Harlem, October 1935. The scene opens on Rose McClendon as Lady Macbeth, rehearsing the “screw your courage to the sticking place” scene from “The Scottish Play.” She asks 20-year-old wunderkind Orson Welles to direct their Negro Theatre Unit production. He turns them down—until he gets the idea to set it in 19th century Haiti and call it “Voodoo Macbeth.”
This fascinating docudrama from the USC School of Cinematic Arts is no classroom exercise but a polished film. It has eight writers and 10 directors credited, yet it’s a seamless whole. The actors have terrific chemistry, with Inger Tudor a standout as Rose. The only real flaw is that Jewell Wilson Bridges bears no resemblance to young Welles, but he conveys the director’s youthful energy and intensity.

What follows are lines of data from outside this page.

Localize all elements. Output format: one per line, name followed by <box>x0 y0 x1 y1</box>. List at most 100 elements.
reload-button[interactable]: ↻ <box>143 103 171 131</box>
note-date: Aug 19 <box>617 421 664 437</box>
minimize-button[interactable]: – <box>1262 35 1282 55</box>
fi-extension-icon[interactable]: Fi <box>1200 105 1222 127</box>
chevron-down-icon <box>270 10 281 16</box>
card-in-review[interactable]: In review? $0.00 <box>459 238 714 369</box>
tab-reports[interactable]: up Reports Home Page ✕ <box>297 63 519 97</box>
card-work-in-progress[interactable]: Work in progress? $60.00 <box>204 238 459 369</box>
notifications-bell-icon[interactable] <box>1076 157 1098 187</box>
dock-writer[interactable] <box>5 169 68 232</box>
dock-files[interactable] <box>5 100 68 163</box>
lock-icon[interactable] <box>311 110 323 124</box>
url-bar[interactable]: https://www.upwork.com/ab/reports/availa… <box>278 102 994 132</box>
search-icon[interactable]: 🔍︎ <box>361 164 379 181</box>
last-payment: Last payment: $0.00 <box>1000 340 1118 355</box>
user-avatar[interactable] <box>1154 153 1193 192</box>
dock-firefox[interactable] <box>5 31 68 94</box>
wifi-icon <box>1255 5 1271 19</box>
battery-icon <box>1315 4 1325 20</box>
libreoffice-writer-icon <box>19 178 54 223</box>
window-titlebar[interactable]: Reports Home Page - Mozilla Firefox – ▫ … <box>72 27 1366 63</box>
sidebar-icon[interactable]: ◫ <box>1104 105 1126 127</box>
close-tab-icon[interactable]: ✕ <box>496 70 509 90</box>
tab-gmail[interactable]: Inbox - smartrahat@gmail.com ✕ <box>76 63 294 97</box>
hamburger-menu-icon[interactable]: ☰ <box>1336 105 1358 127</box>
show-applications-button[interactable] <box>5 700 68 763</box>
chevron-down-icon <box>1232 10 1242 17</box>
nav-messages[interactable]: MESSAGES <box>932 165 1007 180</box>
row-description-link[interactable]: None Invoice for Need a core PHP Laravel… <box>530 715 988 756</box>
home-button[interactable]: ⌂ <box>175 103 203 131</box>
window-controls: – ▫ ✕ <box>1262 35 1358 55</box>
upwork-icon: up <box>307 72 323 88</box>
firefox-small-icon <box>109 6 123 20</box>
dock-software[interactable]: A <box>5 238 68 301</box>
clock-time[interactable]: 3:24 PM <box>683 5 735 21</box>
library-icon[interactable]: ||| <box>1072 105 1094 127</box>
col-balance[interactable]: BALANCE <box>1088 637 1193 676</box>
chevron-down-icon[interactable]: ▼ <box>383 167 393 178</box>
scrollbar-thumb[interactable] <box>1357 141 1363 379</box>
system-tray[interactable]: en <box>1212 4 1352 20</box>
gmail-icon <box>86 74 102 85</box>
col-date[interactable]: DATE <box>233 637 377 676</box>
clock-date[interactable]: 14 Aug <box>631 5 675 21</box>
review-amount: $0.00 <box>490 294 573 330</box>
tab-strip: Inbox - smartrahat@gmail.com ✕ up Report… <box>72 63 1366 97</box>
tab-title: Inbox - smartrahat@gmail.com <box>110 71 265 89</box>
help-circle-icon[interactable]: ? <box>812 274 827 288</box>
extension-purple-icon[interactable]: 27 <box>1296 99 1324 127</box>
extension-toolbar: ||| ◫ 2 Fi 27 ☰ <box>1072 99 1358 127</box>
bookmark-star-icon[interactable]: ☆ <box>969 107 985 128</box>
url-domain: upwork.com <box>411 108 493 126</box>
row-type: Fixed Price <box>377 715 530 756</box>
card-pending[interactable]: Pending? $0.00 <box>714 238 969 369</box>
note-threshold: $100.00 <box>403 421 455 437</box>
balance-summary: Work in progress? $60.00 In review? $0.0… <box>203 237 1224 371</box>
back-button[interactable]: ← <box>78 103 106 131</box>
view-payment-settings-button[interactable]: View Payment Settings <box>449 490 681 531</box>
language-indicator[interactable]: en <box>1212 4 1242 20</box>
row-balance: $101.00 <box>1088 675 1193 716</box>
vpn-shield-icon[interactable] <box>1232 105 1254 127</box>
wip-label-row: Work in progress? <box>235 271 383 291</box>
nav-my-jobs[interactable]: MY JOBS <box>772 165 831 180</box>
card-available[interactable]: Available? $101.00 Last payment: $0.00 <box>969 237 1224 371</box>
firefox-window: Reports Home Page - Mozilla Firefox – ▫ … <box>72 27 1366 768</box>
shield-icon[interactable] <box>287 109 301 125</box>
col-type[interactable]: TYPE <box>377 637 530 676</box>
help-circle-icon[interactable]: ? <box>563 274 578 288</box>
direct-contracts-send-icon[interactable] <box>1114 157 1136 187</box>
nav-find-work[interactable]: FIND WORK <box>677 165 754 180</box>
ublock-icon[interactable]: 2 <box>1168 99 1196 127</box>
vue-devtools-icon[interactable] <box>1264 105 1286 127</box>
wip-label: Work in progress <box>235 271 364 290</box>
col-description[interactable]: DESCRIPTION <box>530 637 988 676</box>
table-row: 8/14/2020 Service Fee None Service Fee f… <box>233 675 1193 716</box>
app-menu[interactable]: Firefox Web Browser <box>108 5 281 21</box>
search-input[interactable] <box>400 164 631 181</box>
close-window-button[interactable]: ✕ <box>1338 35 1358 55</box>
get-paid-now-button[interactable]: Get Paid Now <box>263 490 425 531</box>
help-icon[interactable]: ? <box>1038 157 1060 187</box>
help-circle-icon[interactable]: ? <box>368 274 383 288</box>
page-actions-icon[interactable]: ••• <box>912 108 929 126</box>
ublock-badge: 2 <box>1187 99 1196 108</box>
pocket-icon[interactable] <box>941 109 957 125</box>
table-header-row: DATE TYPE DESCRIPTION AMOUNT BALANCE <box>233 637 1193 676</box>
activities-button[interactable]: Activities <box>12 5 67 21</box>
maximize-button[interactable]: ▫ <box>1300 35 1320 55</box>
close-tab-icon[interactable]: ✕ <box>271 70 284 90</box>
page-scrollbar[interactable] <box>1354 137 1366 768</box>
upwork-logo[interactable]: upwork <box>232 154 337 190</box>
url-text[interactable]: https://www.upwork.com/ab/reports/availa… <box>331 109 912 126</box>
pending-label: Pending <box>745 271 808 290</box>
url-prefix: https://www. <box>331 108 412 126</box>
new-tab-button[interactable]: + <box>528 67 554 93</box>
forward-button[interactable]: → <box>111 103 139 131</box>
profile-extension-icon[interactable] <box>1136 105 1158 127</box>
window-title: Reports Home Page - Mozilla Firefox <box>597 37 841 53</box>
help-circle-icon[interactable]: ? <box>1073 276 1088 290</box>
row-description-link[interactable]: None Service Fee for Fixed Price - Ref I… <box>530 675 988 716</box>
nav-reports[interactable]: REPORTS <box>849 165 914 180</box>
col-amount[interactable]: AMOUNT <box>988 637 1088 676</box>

At heart, “Voodoo” is about a group of young actors taking extraordinary risks, and succeeding against all odds—including a congressman who cuts off their funding and denounces the play as “witchy mumbo-jumbo.” Actual footage of the original production is included in the disc (available on Blu-ray from www.lightyear.com).
The film is far more compelling than Branden Jacobs-Jenkins’ edgy, offbeat play “Appropriate,” running at South Coast Repertory in Costa Mesa (www.scr.org, through Feb. 26), in rotating repertory with Lillian Hellman’s “The Little Foxes.” Jacobs-Jenkins’ play, about a family with skeletons in the closet, does take substantial risks itself, though they don’t always pay off.
Racism raises its ugly head in both the play and the film, in the latter when Welles blacks up to play MacBeth in one scene. “Appropriate” goes more for shock value, especially in one particularly outrageous moment which drew laughs the night I attended.
Sure to create controversy, there seems to be little debate about one element of the play— its outstanding scenic design, a crumbling Southern mansion, created by Lawrence Moten III. The play, directed by Delicia Turner Sonnenberg, alternates performances with “Foxes,” with overlapping casts and the same set.